I have a question about the score field. I understand that it’s the confidence of the prediction, but how is that used in the computation of the precision and recall results?

As far as I understand, the IoU is computed by taking the correct ground truth category and comparing it to the submitted prediction (the top one), and then precision and recall are computed using true positives, false positives and false negatives (where an IoU of 0.5 is the cutoff for a correct prediction). So using these calculations, it shouldn’t matter what the confidence score is (because only the prediction category for each pixel gets compared with the ground truth category)? Or did I perhaps miss something? Is the confidence score maybe used to weigh the results or something along those lines?

@simon_mezgec completely agree with your point. By reading the link above, I also understand the segmentation is to be provided in poly format and bbox as [X, Y, W, H] but clarification in this kind of things would be very useful @shivam .

We use the official cocoeval for evaluation, the code for it is available at: https://github.com/cocodataset/cocoapi/blob/master/PythonAPI/pycocotools/cocoeval.py
There you can search for ‘score’ key and check how it is being used for evaluation purposes,
If you observe though scores are not used in the calculation formulae but it’s used for the purpose of sorting.

2 Likes

@nikhil_rayaprolu - thanks for the answer! Interesting, so the ‘score’ field is used only to sort the predictions by their confidence.

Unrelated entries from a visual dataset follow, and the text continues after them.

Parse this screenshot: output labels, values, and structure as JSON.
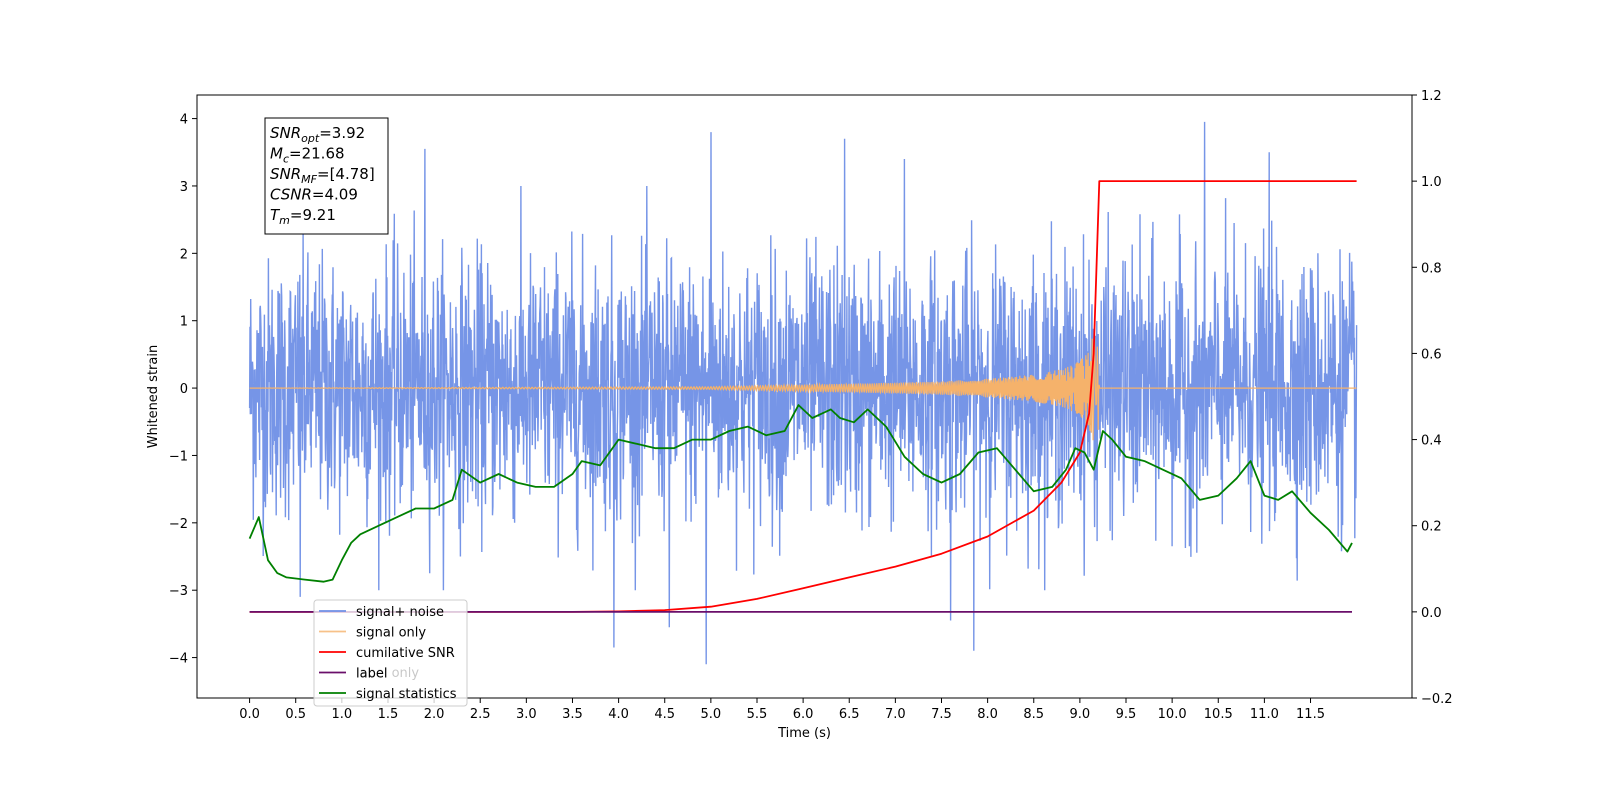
{
  "chart_data": {
    "type": "line",
    "xlabel": "Time (s)",
    "ylabel": "Whitened strain",
    "xlim": [
      -0.57,
      12.6
    ],
    "ylim": [
      -4.6,
      4.35
    ],
    "y2lim": [
      -0.2,
      1.2
    ],
    "x_ticks": [
      "0.0",
      "0.5",
      "1.0",
      "1.5",
      "2.0",
      "2.5",
      "3.0",
      "3.5",
      "4.0",
      "4.5",
      "5.0",
      "5.5",
      "6.0",
      "6.5",
      "7.0",
      "7.5",
      "8.0",
      "8.5",
      "9.0",
      "9.5",
      "10.0",
      "10.5",
      "11.0",
      "11.5"
    ],
    "y_ticks": [
      "4",
      "3",
      "2",
      "1",
      "0",
      "−1",
      "−2",
      "−3",
      "−4"
    ],
    "y2_ticks": [
      "1.2",
      "1.0",
      "0.8",
      "0.6",
      "0.4",
      "0.2",
      "0.0",
      "−0.2"
    ],
    "grid": false,
    "legend_position": "lower-left",
    "legend": [
      "signal+ noise",
      "signal only",
      "cumilative SNR",
      "label",
      "signal statistics"
    ],
    "legend_hidden_text": "label only",
    "annotation_box": [
      {
        "sym": "SNR",
        "sub": "opt",
        "val": "=3.92"
      },
      {
        "sym": "M",
        "sub": "c",
        "val": "=21.68"
      },
      {
        "sym": "SNR",
        "sub": "MF",
        "val": "=[4.78]"
      },
      {
        "sym": "CSNR",
        "sub": "",
        "val": "=4.09"
      },
      {
        "sym": "T",
        "sub": "m",
        "val": "=9.21"
      }
    ],
    "colors": {
      "signal_noise": "#6f8fe6",
      "signal_only": "#f5b26b",
      "cumulative_snr": "#ff0000",
      "label": "#6a0f6a",
      "signal_statistics": "#008000"
    },
    "series": [
      {
        "name": "signal+ noise",
        "axis": "left",
        "description_x_range": [
          0.0,
          12.0
        ],
        "noise_band": [
          -2.6,
          2.6
        ],
        "peaks": [
          {
            "x": 1.9,
            "y": 3.55
          },
          {
            "x": 5.0,
            "y": 3.8
          },
          {
            "x": 6.45,
            "y": 3.7
          },
          {
            "x": 7.1,
            "y": 3.4
          },
          {
            "x": 10.35,
            "y": 3.95
          },
          {
            "x": 11.05,
            "y": 3.5
          },
          {
            "x": 4.95,
            "y": -4.1
          },
          {
            "x": 3.95,
            "y": -3.85
          },
          {
            "x": 7.85,
            "y": -3.9
          },
          {
            "x": 7.6,
            "y": -3.45
          },
          {
            "x": 4.55,
            "y": -3.55
          },
          {
            "x": 0.55,
            "y": -3.1
          }
        ]
      },
      {
        "name": "signal only",
        "axis": "left",
        "x": [
          0.0,
          5.0,
          6.0,
          7.0,
          7.5,
          8.0,
          8.5,
          8.8,
          9.0,
          9.1,
          9.15,
          9.2,
          9.21,
          12.0
        ],
        "amplitude": [
          0.0,
          0.02,
          0.05,
          0.08,
          0.1,
          0.14,
          0.2,
          0.28,
          0.4,
          0.6,
          0.8,
          0.7,
          0.0,
          0.0
        ],
        "merger_time": 9.21
      },
      {
        "name": "cumilative SNR",
        "axis": "right",
        "x": [
          0.0,
          3.5,
          4.0,
          4.5,
          5.0,
          5.5,
          6.0,
          6.5,
          7.0,
          7.5,
          8.0,
          8.5,
          8.8,
          9.0,
          9.1,
          9.15,
          9.18,
          9.21,
          12.0
        ],
        "y": [
          0.0,
          0.0,
          0.001,
          0.004,
          0.012,
          0.03,
          0.055,
          0.08,
          0.105,
          0.135,
          0.175,
          0.235,
          0.3,
          0.37,
          0.46,
          0.6,
          0.8,
          1.0,
          1.0
        ]
      },
      {
        "name": "label",
        "axis": "right",
        "x": [
          0.0,
          11.95
        ],
        "y": [
          0.0,
          0.0
        ]
      },
      {
        "name": "signal statistics",
        "axis": "right",
        "x": [
          0.0,
          0.1,
          0.2,
          0.3,
          0.4,
          0.6,
          0.8,
          0.9,
          1.0,
          1.1,
          1.2,
          1.4,
          1.6,
          1.8,
          2.0,
          2.2,
          2.3,
          2.5,
          2.7,
          2.9,
          3.1,
          3.3,
          3.5,
          3.6,
          3.8,
          4.0,
          4.2,
          4.4,
          4.6,
          4.8,
          5.0,
          5.2,
          5.4,
          5.6,
          5.8,
          5.95,
          6.1,
          6.2,
          6.3,
          6.4,
          6.55,
          6.7,
          6.9,
          7.1,
          7.3,
          7.5,
          7.7,
          7.9,
          8.1,
          8.3,
          8.5,
          8.7,
          8.85,
          8.95,
          9.05,
          9.15,
          9.25,
          9.35,
          9.5,
          9.7,
          9.9,
          10.1,
          10.3,
          10.5,
          10.7,
          10.85,
          11.0,
          11.15,
          11.3,
          11.5,
          11.7,
          11.9,
          11.95
        ],
        "y": [
          0.17,
          0.22,
          0.12,
          0.09,
          0.08,
          0.075,
          0.07,
          0.075,
          0.12,
          0.16,
          0.18,
          0.2,
          0.22,
          0.24,
          0.24,
          0.26,
          0.33,
          0.3,
          0.32,
          0.3,
          0.29,
          0.29,
          0.32,
          0.35,
          0.34,
          0.4,
          0.39,
          0.38,
          0.38,
          0.4,
          0.4,
          0.42,
          0.43,
          0.41,
          0.42,
          0.48,
          0.45,
          0.46,
          0.47,
          0.45,
          0.44,
          0.47,
          0.43,
          0.36,
          0.32,
          0.3,
          0.32,
          0.37,
          0.38,
          0.33,
          0.28,
          0.29,
          0.33,
          0.38,
          0.37,
          0.33,
          0.42,
          0.4,
          0.36,
          0.35,
          0.33,
          0.31,
          0.26,
          0.27,
          0.31,
          0.35,
          0.27,
          0.26,
          0.28,
          0.23,
          0.19,
          0.14,
          0.16
        ]
      }
    ]
  }
}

The way I do the classification requires the annotations to be in a pixel map format (so an image where each pixel’s value is a numerical value, corresponding to a food category). This means two things:

  1. For the ground truth, I convert the annotations to label images where I have only one “prediction” per pixel. So there’s no ‘score’ field left there.
  2. Similarly, the output of my model is a label image, where each pixel is labelled with the food category with the top confidence. Since I disregard all the lower-confidence predictions, I’m again left with only one prediction per pixel - no ‘score’ field here either.

So in my case, would it make sense if I would just assign a 1 to the ‘score’ field, since it’s used only to sort the predictions? Would the fact that I’m not saving lower-confidence predictions in any way make me lose accuracy (precision or recall)?

Sorry for the confusion - I just want to make sure I’m doing this properly. :slight_smile:

Just a quick FYI - I’m currently using another approach (started off with the MMDetection baseline submission and modified it), so this is no longer needed.